“Pouring concrete is one of my favorite days of the whole process of building a home!” says Pikes Peak Habitat construction superintendent Eric Wells. “We’ve got the footer, and it starts being permanent. It shows the shape of the house.”
But there are some steps we have to take before the trucks even arrive. From the outside, the process might seem simple — but a lot of thought and precision go into creating the footer and the forms where the concrete will be poured.
“The footer is the connection between the ground and the house itself, so it’s got to be built right!” says Wells. “The footer is pretty wide, compared to the foundation wall we pour on top of it, and that width spreads the weight of the entire house across the ground and helps to reduce the amount the house sinks into the dirt.”
Even before building the footer, our engineers test how compact the dirt is to be sure it can support the weight of the house. Then construction volunteers, supervised by professional staff, check that footer forms are square on the lot, level, and shaped correctly. They measure from corner to corner to ensure 90-degree angles and also measure from the street to the house “to make sure the foundation isn’t crooked on the lot,” says Wells. “Lots of planning and preparation goes into most of the tasks we do on these houses.”
The concrete is poured in two phases. First it goes into the footer, then the foundation walls.
“Concrete is such an incredible material,” Wells says. “We’re able to work with it when it’s liquid, and then it turns into stone, and it’s solid. So this is now the permanent structure of the house, and we’ve got to work with it! So it’s kind of exciting.”
Steel is crucial in providing stability and support.
“The ground, even though we compact it, can still shift, and if it shifts too much in the right place and there’s no reinforcement, the bare concrete can crack,” Wells explains. “You’ve probably seen that on driveways.”

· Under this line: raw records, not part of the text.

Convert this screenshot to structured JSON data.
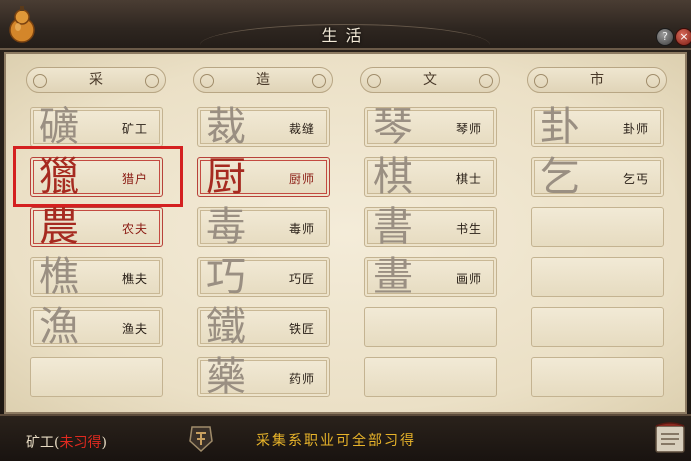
{
  "window": {
    "title": "生活"
  },
  "columns": [
    {
      "header": "采",
      "slots": [
        {
          "glyph": "礦",
          "label": "矿工",
          "state": "normal"
        },
        {
          "glyph": "獵",
          "label": "猎户",
          "state": "active"
        },
        {
          "glyph": "農",
          "label": "农夫",
          "state": "active"
        },
        {
          "glyph": "樵",
          "label": "樵夫",
          "state": "normal"
        },
        {
          "glyph": "漁",
          "label": "渔夫",
          "state": "normal"
        },
        {
          "glyph": "",
          "label": "",
          "state": "empty"
        }
      ]
    },
    {
      "header": "造",
      "slots": [
        {
          "glyph": "裁",
          "label": "裁缝",
          "state": "normal"
        },
        {
          "glyph": "厨",
          "label": "厨师",
          "state": "active"
        },
        {
          "glyph": "毒",
          "label": "毒师",
          "state": "normal"
        },
        {
          "glyph": "巧",
          "label": "巧匠",
          "state": "normal"
        },
        {
          "glyph": "鐵",
          "label": "铁匠",
          "state": "normal"
        },
        {
          "glyph": "藥",
          "label": "药师",
          "state": "normal"
        }
      ]
    },
    {
      "header": "文",
      "slots": [
        {
          "glyph": "琴",
          "label": "琴师",
          "state": "normal"
        },
        {
          "glyph": "棋",
          "label": "棋士",
          "state": "normal"
        },
        {
          "glyph": "書",
          "label": "书生",
          "state": "normal"
        },
        {
          "glyph": "畫",
          "label": "画师",
          "state": "normal"
        },
        {
          "glyph": "",
          "label": "",
          "state": "empty"
        },
        {
          "glyph": "",
          "label": "",
          "state": "empty"
        }
      ]
    },
    {
      "header": "市",
      "slots": [
        {
          "glyph": "卦",
          "label": "卦师",
          "state": "normal"
        },
        {
          "glyph": "乞",
          "label": "乞丐",
          "state": "normal"
        },
        {
          "glyph": "",
          "label": "",
          "state": "empty"
        },
        {
          "glyph": "",
          "label": "",
          "state": "empty"
        },
        {
          "glyph": "",
          "label": "",
          "state": "empty"
        },
        {
          "glyph": "",
          "label": "",
          "state": "empty"
        }
      ]
    }
  ],
  "footer": {
    "selected_name": "矿工",
    "paren_open": "(",
    "status": "未习得",
    "paren_close": ")",
    "hint": "采集系职业可全部习得"
  },
  "icons": {
    "window": "gourd-icon",
    "help": "help-icon",
    "close": "close-icon",
    "skill": "skill-seal-icon",
    "book": "book-icon"
  },
  "help_glyph": "?",
  "close_glyph": "×",
  "colors": {
    "active_red": "#a62a20",
    "hint_gold": "#e8b42a",
    "status_red": "#e02a20"
  }
}
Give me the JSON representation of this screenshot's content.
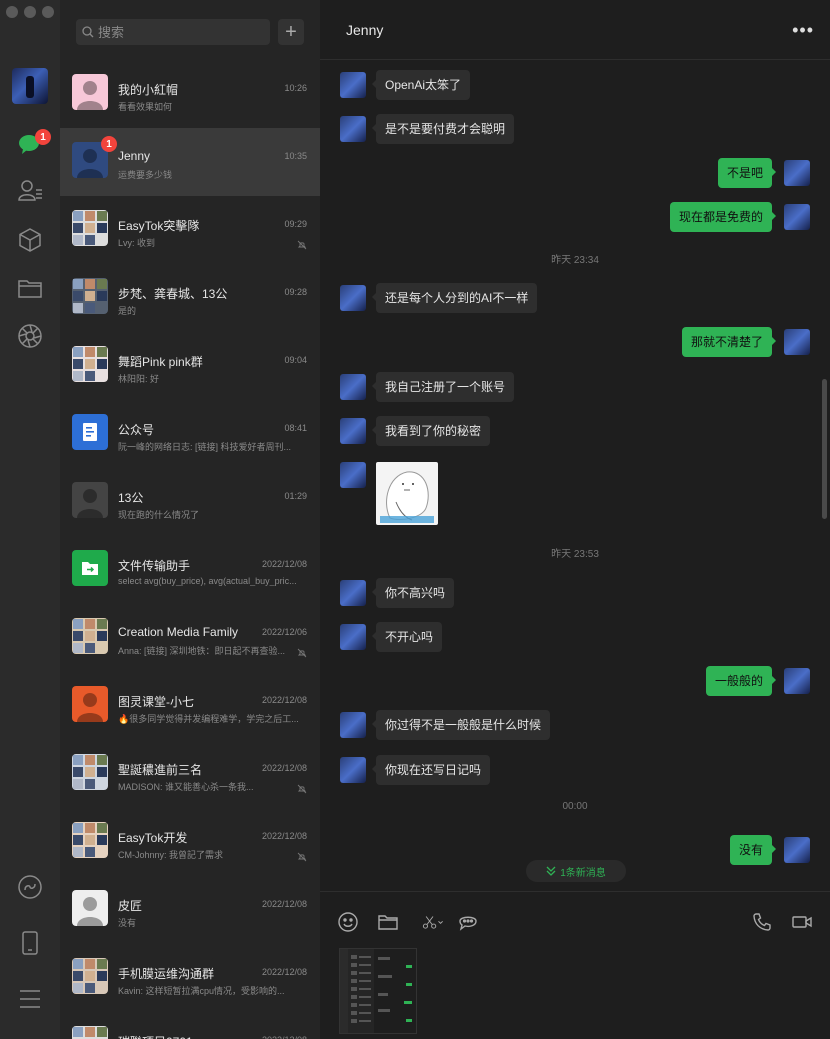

So we use steel rebar — short for reinforcement bar. “You can see it’s got ribs on it, so when the liquid is poured around it, it hardens; it locks into place,” he says. “This gets tied into the footer, and then Ls, like these, will go into the footer and then come up, and so they’ll basically connect the foundation wall to the footer itself.”
Other architectural features also provide support. For example, a smaller wall angling 90 degrees out serves as a buttress. “It just prevents the wall from caving in; it gives it additional support,” explains Wells. A square concrete pad in the middle of the foundation will hold a post supporting a steel beam. “It gives a lot more support, a lot more flexibility,” he says. “It kind of spreads uneven loads throughout.”
In addition, while the concrete is still wet, construction volunteers place J-bars or anchor bolts. “The bottom of the J part gets sunk into the concrete,” explains Wells. “That way, when it solidifies, it is not coming up! And then we’ve got some square bearing plates that are sitting on the concrete below the threaded area. When we start framing, we are going to use wood. Our first piece of wood that’s touching the concrete is called a mud sill. We’ll be drilling holes through it, we’ll be taking off the nuts, we’ll be taking off the bearing plates, setting the wood on top of that, and then securing everything down with the bearing plate and nuts.”
He explains that pressure-treated wood can sit right on the concrete, “but since the concrete isn’t always perfectly smooth, there’s a really good chance that air is going to go underneath it.” So between the wood and the concrete, “we put a foam-type product called sill seal,” he says. “That fills in any gaps and reduces or eliminates the air flow. We frame on top of that.”
After the concrete in the foundation has set, the crew can start to add flooring. Wells says the boards with green edging are placed atop the joists. “That’s going to become the subfloor,” he explains. “Instead of just laying it on there, we install it with adhesive. If we don’t use adhesive, what we’ve seen — and what you’ve probably seen in older homes — is that the floor will squeak. It’s the plywood rubbing up against these joists, more often than not.”
In addition to adhesive, construction volunteers also use special nails to hold the plywood in place. “If you have the shaft of a nail with no rings, as the wood expands and contracts with temperature variants, those nails can start to back out,” he explains. “If it’s got the rings in it, the wood grain kind of is pushed down and shoved into that ring, and it cannot come out. Even trying to pull the nails out after they get nailed in causes a lot of damage.” So we use nails with rings when we lay down the subfloor sheeting.